I've been promising myself that I'd convert my FT-847 to DRM use for a few years but with DRM broadcasts here in the US only being available in the early evening when I'm tied up with family matters there seemed to be little point.
However, RCI recently announced that they would be transmitting programmes throughout the month of December (2006) from 1500UTC until their normal shutdown time of 0000UTC; a whopping nine hours of programming every day! Where's my soldering iron?
A while back I ordered a couple of 455KHz-12KHz down converters from I5XWW with a view to doing this job. These converters use a freely available design found in a number of places on the Net. Frankly for the amount I5XWW charges for these pre-built boards it's not worth the hassle of building a convertor on a project board. I paid $15 each for them!
OK, lets get down to it. On a clean work surface (not like mine) remove both the covers from your FT-847 and place it upside down on the bench with the sockets facing you. If like mine your's is a stock radio then you will have a vacant space on the upper left quadrant. This space is earmarked for the installation of the optional CW filter. This is where we are going to install the board.

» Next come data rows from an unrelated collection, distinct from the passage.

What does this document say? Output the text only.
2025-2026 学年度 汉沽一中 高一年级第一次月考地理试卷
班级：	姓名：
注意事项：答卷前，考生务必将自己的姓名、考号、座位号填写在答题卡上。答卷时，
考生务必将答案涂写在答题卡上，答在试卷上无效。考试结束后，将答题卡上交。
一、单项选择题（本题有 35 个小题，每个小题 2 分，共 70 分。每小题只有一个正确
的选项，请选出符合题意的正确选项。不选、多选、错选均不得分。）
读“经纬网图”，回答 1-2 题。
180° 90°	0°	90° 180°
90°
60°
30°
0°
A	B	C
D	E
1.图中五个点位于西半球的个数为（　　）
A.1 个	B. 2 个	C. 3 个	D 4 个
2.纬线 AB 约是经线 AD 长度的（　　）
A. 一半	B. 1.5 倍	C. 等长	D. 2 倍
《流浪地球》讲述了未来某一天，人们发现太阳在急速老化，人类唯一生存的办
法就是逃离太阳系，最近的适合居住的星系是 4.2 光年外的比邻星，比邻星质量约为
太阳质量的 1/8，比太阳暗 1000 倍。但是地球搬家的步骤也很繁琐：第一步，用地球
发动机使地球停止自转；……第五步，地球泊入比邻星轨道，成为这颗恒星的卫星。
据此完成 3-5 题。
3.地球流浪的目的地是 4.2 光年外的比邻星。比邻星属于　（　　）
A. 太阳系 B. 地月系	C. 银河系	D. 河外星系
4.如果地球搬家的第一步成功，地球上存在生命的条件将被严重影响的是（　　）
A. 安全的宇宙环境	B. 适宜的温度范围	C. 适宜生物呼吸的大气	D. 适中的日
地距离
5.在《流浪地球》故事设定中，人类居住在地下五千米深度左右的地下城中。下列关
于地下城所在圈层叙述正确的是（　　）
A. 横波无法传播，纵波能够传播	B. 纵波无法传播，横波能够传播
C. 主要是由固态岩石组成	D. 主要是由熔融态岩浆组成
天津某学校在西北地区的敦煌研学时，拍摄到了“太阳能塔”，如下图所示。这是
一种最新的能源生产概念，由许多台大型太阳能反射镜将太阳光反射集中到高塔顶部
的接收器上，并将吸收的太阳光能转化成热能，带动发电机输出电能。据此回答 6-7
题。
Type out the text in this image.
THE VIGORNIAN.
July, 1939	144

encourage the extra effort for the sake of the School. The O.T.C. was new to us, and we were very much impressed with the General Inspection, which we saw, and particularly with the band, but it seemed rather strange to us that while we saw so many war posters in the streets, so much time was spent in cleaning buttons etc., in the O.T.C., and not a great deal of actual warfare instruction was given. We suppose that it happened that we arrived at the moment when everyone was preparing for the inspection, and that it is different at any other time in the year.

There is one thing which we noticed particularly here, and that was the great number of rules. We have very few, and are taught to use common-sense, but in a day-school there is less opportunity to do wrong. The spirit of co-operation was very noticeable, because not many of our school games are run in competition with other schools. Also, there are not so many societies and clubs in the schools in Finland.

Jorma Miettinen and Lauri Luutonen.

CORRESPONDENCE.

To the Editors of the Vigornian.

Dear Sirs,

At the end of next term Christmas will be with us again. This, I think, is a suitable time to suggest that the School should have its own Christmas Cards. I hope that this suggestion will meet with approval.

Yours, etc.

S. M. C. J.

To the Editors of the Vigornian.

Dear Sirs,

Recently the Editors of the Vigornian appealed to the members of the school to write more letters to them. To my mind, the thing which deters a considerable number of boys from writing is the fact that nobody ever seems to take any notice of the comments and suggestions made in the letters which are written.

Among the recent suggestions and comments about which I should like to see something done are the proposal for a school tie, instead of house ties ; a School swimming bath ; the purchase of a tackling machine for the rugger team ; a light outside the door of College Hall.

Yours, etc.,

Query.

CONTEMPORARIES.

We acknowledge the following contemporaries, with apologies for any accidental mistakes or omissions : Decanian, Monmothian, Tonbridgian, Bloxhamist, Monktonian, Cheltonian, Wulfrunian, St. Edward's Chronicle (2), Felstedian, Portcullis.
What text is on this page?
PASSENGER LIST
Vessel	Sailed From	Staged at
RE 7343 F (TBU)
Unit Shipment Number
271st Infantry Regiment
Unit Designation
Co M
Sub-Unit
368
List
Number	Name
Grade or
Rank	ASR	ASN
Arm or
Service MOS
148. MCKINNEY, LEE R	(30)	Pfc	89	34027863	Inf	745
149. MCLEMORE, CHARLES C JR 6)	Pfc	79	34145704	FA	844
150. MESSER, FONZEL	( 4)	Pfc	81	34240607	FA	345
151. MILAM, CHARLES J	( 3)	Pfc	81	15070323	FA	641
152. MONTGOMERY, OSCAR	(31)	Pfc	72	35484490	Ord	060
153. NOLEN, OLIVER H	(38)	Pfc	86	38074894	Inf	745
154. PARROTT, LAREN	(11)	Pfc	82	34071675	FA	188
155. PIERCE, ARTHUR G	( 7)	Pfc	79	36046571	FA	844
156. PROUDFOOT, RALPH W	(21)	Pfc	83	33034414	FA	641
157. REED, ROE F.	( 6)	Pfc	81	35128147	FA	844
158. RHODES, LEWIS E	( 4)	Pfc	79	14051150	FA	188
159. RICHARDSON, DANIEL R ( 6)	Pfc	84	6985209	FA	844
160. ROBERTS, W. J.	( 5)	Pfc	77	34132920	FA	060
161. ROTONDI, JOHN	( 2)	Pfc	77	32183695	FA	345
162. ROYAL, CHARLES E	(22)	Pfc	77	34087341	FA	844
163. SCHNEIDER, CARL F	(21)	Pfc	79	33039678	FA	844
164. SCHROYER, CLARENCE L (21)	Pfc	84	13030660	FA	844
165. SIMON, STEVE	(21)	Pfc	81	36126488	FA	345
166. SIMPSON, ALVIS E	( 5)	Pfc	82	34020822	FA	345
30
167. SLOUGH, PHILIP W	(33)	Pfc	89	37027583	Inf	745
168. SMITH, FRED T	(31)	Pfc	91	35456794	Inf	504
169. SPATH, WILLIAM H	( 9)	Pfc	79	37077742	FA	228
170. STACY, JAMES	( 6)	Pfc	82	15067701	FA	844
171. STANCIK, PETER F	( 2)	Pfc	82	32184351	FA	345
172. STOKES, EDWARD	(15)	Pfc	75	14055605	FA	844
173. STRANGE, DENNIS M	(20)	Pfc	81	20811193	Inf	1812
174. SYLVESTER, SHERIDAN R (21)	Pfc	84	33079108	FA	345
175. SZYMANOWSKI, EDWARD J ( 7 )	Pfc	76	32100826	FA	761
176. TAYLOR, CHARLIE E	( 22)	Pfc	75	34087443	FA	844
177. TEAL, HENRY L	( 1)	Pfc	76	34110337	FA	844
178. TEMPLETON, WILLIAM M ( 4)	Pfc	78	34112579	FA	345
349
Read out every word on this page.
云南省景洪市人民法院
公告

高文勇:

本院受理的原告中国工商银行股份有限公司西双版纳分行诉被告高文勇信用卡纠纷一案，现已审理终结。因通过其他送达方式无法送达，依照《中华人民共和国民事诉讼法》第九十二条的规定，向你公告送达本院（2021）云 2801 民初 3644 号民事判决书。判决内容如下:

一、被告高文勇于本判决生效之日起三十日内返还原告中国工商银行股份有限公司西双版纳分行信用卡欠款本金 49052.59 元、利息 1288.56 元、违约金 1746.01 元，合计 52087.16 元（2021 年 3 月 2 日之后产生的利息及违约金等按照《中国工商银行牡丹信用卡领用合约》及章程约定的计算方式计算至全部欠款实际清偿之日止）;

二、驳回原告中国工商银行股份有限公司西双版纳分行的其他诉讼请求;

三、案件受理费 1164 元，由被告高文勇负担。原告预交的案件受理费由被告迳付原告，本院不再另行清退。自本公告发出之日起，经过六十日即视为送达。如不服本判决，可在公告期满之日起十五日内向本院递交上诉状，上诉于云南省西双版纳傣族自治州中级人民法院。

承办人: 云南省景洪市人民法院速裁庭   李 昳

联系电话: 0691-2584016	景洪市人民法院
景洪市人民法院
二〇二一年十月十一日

Next make sure you have the following items;
RCA phono socket
12" hookup wire
24" RG174 coax
22pF capacitor (other values may work)
As you can see from the picture this mod is very simple and there is plenty of working space inside the 847.
Let's start by mounting the convertor. I used a strip of double sided tape.
Now let's tap the 455KHz IF. Locate the 8 pin IC just below the vertical SSB filter. Solder one leg of your 22pF cap to pin 2 of this IC. Pin 2 is the second pin from the right on the top row in this orientation.
Next prepare a length of coax. Connect the center to the open end of the 22pF cap and the shield to pin 4 of the chip (top row, left most pin).
Be sure to check your work for solder splashes and shorts etc. Also make certain that the new parts will not come adrift and cause damage.
Connect the other end of this coax to the 455KHz input of the convertor. In my case this was the top left 2 pins.
Take the hookup wire and attach one end to the screw terminal with the red wire on the right of the board. I used the one above the fuse. Connect the other end to the converter's power connection.
Now comes the hard bit. We have to find a space to mount the connector. As you'll see there isn't much room on the back panel and so I drilled a small hole and passed the coax cable through thus allowing the connector to hang out of the back. Connect the RCA socket to the end of the cable that hangs out of the radio. Connect the other end to the convertor output pins.
That's pretty much it. Before putting your radio back together again, fire it up to check everything is OK. You'll also have to set the output level so that there's enough to drive your sound card.